I just finished watching the new documentary "Night Will Fall," an HBO film about the Holocaust (it's actually a documentary about an unfinished documentary, which will make more sense if you get a chance to see it). I caught part of the documentary on my Kindle while at the gym. I was paddling away on the elliptical as I was watching these horrible atrocities playing out on the little screen. I chose a machine that was tucked away in a corner of the gym. That way, no one would walk by and think, "What on earth?" I then watched the rest of it at home. I made sure my daughter wasn't around, as I felt like nightmares would surely ensue.
"Night Will Fall" is definitely worth seeing. It should almost be a requirement. I wonder if there will ever be a time when the horror of the Holocaust becomes less sharp. I mean, I have seen many films about the subject (and have visited the Holocaust museum in Washington DC) but I never fail to be horrified and sickened anew each time. I suppose that's a good thing . . . must keep complacency firmly at bay. I learned a couple of new things from the documentary. One, I guess I never knew that when the concentration camps were liberated, the SS officers were made to stay and move bodies around. It makes sense that it was done that way - I just never knew about it. Two, I also learned just how unwelcome the Jews were after the liberation. The US didn't want them, England said, "No, thanks" and so forth. I guess I just never gave that much thought to "where did the survivors all go?" Many did not want to return to their respective homelands (like Poland) because they were unwelcome. The political climate was rough and the Cold War was right around the corner. This is why the original documentary was shelved - politics.
Some of the footage, shot by soldiers during the liberation (and slated to be part of the original documentary) was pretty hard to watch. One aspect of the footage that really startled me was how the bodies were handled. It was the same in every camp they showed - Dachau, Bergen Belsen, Auschwitz, etc. Bodies everywhere, many stacked like firewood. In frame after frame, you see soldiers carrying the bodies around, tugging them by arms and legs and dragging them through the dirt. Even though the dead were little more than skeletons when they died, well, a human skeleton still weighs a fair amount. Not easily moved. I guess it just wasn't practical to wrap the deceased or to use stretchers or to move them more gingerly but wow, it was hard to watch. And the sheer number! Six million Jews died in the Holocaust. It's truly an unfathomable number.

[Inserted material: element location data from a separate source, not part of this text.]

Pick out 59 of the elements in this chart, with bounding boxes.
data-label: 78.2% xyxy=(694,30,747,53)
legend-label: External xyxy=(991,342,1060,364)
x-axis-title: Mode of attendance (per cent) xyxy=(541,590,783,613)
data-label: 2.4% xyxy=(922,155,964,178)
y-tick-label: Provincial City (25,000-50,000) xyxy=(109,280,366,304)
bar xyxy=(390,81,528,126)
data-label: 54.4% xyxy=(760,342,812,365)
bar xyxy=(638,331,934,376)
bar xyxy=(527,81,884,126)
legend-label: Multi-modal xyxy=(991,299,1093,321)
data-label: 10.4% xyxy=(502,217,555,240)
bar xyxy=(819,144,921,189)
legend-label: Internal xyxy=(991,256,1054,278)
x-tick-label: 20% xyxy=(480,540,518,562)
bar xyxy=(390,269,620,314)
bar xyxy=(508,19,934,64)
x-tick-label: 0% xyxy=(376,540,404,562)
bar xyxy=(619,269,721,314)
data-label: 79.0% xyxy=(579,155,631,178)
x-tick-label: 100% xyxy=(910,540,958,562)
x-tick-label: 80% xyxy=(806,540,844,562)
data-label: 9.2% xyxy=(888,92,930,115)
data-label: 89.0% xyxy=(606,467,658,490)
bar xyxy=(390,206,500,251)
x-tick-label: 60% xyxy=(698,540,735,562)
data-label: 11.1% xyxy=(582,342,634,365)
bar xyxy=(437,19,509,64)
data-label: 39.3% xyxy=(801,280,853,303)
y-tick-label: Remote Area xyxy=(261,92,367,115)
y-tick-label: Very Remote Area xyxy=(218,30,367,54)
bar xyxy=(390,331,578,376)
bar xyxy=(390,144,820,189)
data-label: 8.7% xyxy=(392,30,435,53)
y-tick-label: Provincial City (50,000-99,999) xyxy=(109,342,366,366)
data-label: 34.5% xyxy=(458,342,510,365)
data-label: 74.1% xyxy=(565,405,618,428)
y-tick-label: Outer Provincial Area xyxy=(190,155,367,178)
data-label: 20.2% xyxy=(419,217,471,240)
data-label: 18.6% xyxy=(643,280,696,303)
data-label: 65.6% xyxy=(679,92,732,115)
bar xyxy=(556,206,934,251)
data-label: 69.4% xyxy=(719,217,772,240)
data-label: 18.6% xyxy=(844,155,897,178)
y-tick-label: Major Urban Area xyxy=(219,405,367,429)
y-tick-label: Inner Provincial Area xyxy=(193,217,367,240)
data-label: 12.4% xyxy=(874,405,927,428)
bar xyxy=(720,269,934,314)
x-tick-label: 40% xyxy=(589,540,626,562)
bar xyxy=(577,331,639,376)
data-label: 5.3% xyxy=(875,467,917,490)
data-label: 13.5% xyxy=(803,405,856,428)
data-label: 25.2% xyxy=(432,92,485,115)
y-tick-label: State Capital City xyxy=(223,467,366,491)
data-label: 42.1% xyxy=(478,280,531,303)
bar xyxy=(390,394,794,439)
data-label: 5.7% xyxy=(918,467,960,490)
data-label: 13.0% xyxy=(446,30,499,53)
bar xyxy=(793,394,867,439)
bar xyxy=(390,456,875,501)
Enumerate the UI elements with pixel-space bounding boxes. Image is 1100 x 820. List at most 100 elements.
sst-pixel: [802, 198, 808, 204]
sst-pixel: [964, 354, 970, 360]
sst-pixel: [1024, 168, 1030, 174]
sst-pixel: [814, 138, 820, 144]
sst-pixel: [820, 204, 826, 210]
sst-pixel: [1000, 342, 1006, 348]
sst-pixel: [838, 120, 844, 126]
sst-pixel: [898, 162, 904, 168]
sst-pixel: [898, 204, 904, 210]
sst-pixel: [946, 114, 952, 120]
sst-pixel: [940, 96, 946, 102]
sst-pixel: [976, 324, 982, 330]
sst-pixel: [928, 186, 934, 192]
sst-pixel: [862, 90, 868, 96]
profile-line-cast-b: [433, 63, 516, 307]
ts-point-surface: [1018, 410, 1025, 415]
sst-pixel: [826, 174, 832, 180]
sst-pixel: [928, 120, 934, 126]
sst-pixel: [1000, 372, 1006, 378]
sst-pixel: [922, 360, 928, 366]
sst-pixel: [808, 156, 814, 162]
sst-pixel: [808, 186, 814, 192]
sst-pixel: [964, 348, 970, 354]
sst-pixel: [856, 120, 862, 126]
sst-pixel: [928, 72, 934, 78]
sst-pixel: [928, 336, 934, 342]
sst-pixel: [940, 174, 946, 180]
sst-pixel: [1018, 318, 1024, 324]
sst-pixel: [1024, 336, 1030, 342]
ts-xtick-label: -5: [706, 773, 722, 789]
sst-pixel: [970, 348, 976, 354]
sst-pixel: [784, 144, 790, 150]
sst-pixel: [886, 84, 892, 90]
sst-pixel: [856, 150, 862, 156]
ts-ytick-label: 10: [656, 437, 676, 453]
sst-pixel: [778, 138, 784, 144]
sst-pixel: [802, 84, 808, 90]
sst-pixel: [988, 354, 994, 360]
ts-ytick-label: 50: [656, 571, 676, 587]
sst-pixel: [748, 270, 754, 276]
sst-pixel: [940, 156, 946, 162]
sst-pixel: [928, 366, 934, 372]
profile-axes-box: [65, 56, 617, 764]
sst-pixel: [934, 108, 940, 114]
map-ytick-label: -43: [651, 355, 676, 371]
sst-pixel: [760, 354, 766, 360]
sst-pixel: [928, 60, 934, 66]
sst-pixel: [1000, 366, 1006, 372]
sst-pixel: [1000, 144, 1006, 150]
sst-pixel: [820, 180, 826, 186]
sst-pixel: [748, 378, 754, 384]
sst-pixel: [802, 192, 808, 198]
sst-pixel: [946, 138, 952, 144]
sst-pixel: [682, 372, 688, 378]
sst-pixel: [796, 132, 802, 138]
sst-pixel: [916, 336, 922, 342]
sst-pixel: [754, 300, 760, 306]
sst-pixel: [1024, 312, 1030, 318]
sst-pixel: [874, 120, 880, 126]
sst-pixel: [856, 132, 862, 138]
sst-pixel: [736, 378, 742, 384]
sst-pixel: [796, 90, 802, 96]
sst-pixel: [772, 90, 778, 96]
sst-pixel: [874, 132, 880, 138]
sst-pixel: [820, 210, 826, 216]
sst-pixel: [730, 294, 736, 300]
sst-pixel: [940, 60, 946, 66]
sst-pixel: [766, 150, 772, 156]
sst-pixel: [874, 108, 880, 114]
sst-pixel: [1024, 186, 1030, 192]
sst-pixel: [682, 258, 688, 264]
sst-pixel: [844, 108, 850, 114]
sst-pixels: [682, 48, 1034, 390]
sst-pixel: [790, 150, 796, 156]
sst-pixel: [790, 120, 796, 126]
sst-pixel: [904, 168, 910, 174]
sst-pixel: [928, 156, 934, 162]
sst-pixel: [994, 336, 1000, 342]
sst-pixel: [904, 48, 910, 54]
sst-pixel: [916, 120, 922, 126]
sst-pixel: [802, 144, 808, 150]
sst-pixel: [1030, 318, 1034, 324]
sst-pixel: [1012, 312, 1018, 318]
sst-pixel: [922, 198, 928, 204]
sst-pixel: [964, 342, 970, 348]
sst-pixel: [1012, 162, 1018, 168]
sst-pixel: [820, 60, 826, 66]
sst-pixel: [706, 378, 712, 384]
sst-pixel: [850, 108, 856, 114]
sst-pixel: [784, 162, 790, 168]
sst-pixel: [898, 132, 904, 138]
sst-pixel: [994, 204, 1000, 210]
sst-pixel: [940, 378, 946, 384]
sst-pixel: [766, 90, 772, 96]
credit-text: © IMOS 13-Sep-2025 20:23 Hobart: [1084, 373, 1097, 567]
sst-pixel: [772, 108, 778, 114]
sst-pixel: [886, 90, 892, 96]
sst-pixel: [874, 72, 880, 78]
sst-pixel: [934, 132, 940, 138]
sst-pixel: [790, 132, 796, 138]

I asked my daughter if she'd ever heard of Adolf Hitler. I didn't suppose she would have heard of him, but I figured I'd ask. I know she'll learn about it in school eventually. Part of me wants to protect her from that and part of me knows she must learn about the Holocaust. It's important. And really, when I think about it, there's a lot of bad news coming her way, unfortunately. The Japanese internment, genocide in the Sudan, Hiroshima . . . the list goes on and on. Nice job, humanity.